Revealing an adverse outcome pathway network for reproductive toxicity induced by atrazine, via oxidative stress

Abstract

Adverse outcome pathway AOPs are conceptual frameworks that organize scientific knowledge about how stressors disrupt specific biological targets, pathways. AOP network consists of two or more AOPs that share common key events (KEs), including crucial events like molecular initiating events (MIEs) and adverse outcomes (AOs), which offer the opportunity to link toxicological pathways. Thus, to better understand the sequential series of KEs involved in the AOP 492 (https://aopwiki.org/aops/492), which is triggered by atrazine (ATZ), we first generated a Reproductive Toxicity via Oxidative Stress (RTOS) AOP network from individual AOPs published in the AOP-Wiki database, using this AOP as a seed.
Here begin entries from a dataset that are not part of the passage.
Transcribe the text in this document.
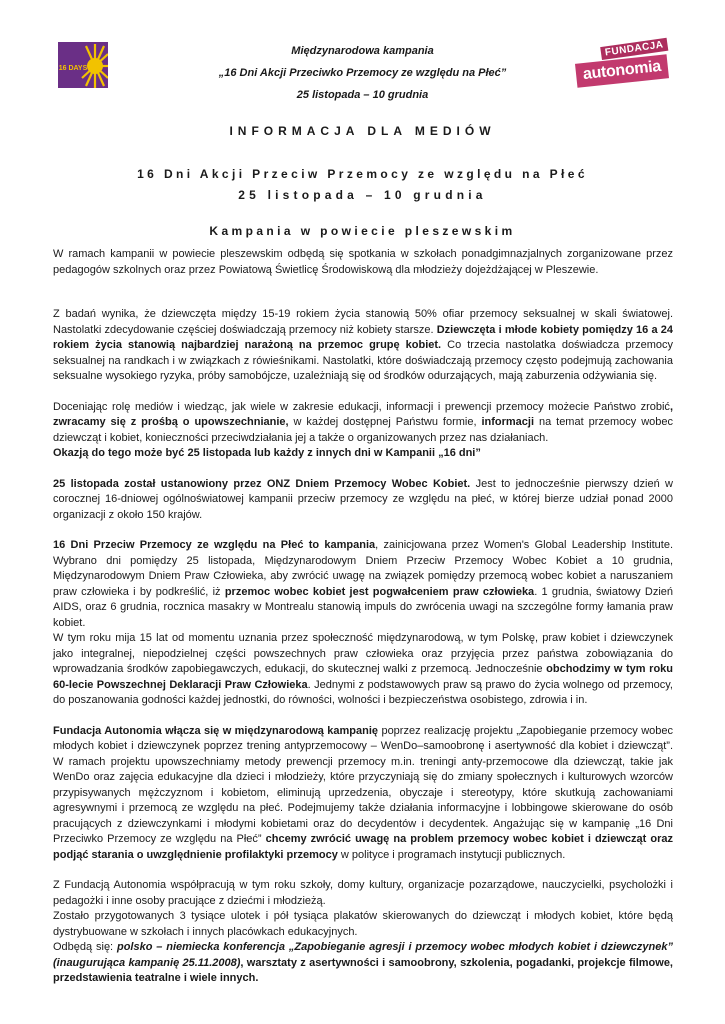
16 DAYS
Międzynarodowa kampania
„16 Dni Akcji Przeciwko Przemocy ze względu na Płeć”
25 listopada – 10 grudnia
FUNDACJA
autonomia
INFORMACJA DLA MEDIÓW
16 Dni Akcji Przeciw Przemocy ze względu na Płeć
25 listopada – 10 grudnia
Kampania w powiecie pleszewskim

W ramach kampanii w powiecie pleszewskim odbędą się spotkania w szkołach ponadgimnazjalnych zorganizowane przez pedagogów szkolnych oraz przez Powiatową Świetlicę Środowiskową dla młodzieży dojeżdżającej w Pleszewie.

Z badań wynika, że dziewczęta między 15-19 rokiem życia stanowią 50% ofiar przemocy seksualnej w skali światowej. Nastolatki zdecydowanie częściej doświadczają przemocy niż kobiety starsze. Dziewczęta i młode kobiety pomiędzy 16 a 24 rokiem życia stanowią najbardziej narażoną na przemoc grupę kobiet. Co trzecia nastolatka doświadcza przemocy seksualnej na randkach i w związkach z rówieśnikami. Nastolatki, które doświadczają przemocy często podejmują zachowania seksualne wysokiego ryzyka, próby samobójcze, uzależniają się od środków odurzających, mają zaburzenia odżywiania się.

Doceniając rolę mediów i wiedząc, jak wiele w zakresie edukacji, informacji i prewencji przemocy możecie Państwo zrobić, zwracamy się z prośbą o upowszechnianie, w każdej dostępnej Państwu formie, informacji na temat przemocy wobec dziewcząt i kobiet, konieczności przeciwdziałania jej a także o organizowanych przez nas działaniach.

Okazją do tego może być 25 listopada lub każdy z innych dni w Kampanii „16 dni”

25 listopada został ustanowiony przez ONZ Dniem Przemocy Wobec Kobiet. Jest to jednocześnie pierwszy dzień w corocznej 16-dniowej ogólnoświatowej kampanii przeciw przemocy ze względu na płeć, w której bierze udział ponad 2000 organizacji z około 150 krajów.

16 Dni Przeciw Przemocy ze względu na Płeć to kampania, zainicjowana przez Women's Global Leadership Institute. Wybrano dni pomiędzy 25 listopada, Międzynarodowym Dniem Przeciw Przemocy Wobec Kobiet a 10 grudnia, Międzynarodowym Dniem Praw Człowieka, aby zwrócić uwagę na związek pomiędzy przemocą wobec kobiet a naruszaniem praw człowieka i by podkreślić, iż przemoc wobec kobiet jest pogwałceniem praw człowieka. 1 grudnia, światowy Dzień AIDS, oraz 6 grudnia, rocznica masakry w Montrealu stanowią impuls do zwrócenia uwagi na szczególne formy łamania praw kobiet.

W tym roku mija 15 lat od momentu uznania przez społeczność międzynarodową, w tym Polskę, praw kobiet i dziewczynek jako integralnej, niepodzielnej części powszechnych praw człowieka oraz przyjęcia przez państwa zobowiązania do wprowadzania środków zapobiegawczych, edukacji, do skutecznej walki z przemocą. Jednocześnie obchodzimy w tym roku 60-lecie Powszechnej Deklaracji Praw Człowieka. Jednymi z podstawowych praw są prawo do życia wolnego od przemocy, do poszanowania godności każdej jednostki, do równości, wolności i bezpieczeństwa osobistego, zdrowia i in.

Fundacja Autonomia włącza się w międzynarodową kampanię poprzez realizację projektu „Zapobieganie przemocy wobec młodych kobiet i dziewczynek poprzez trening antyprzemocowy – WenDo–samoobronę i asertywność dla kobiet i dziewcząt”. W ramach projektu upowszechniamy metody prewencji przemocy m.in. treningi anty-przemocowe dla dziewcząt, takie jak WenDo oraz zajęcia edukacyjne dla dzieci i młodzieży, które przyczyniają się do zmiany społecznych i kulturowych wzorców przypisywanych mężczyznom i kobietom, eliminują uprzedzenia, obyczaje i stereotypy, które skutkują zachowaniami agresywnymi i przemocą ze względu na płeć. Podejmujemy także działania informacyjne i lobbingowe skierowane do osób pracujących z dziewczynkami i młodymi kobietami oraz do decydentów i decydentek. Angażując się w kampanię „16 Dni Przeciwko Przemocy ze względu na Płeć” chcemy zwrócić uwagę na problem przemocy wobec kobiet i dziewcząt oraz podjąć starania o uwzględnienie profilaktyki przemocy w polityce i programach instytucji publicznych.

Z Fundacją Autonomia współpracują w tym roku szkoły, domy kultury, organizacje pozarządowe, nauczycielki, psycholożki i pedagożki i inne osoby pracujące z dziećmi i młodzieżą.

Zostało przygotowanych 3 tysiące ulotek i pół tysiąca plakatów skierowanych do dziewcząt i młodych kobiet, które będą dystrybuowane w szkołach i innych placówkach edukacyjnych.

Odbędą się: polsko – niemiecka konferencja „Zapobieganie agresji i przemocy wobec młodych kobiet i dziewczynek” (inaugurująca kampanię 25.11.2008), warsztaty z asertywności i samoobrony, szkolenia, pogadanki, projekcje filmowe, przedstawienia teatralne i wiele innych.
The KEs “Increased, Reactive oxygen species” and “Apoptosis” were considered the most common/highly connected KE within this network and an important point of divergence. Furthermore, “Increased, DNA damage and mutations” is a critical KE within the network, as it is highly connected and central, and represents a point of divergence. This suggests that these three KEs have a high predictive value and could, for example, serve as a basis for the development/selection of in vitro assays to assess reproductive toxicity. The in silico analyses revealed that the pivotal target proteins for ATZ-induced infertility via oxidative stress in humans are Tp53, Bcl2, Esr1, and Nos3, which interact indirectly with ATZ via intermediary factors such as Mapk3, Mapk1, and Cyp19a1. Further, the gene enrichment analyses indicate that these entities are involved in several biological processes and pathways directly associated with oxidative stress, DNA damage and apoptosis, further reinforcing the developed network.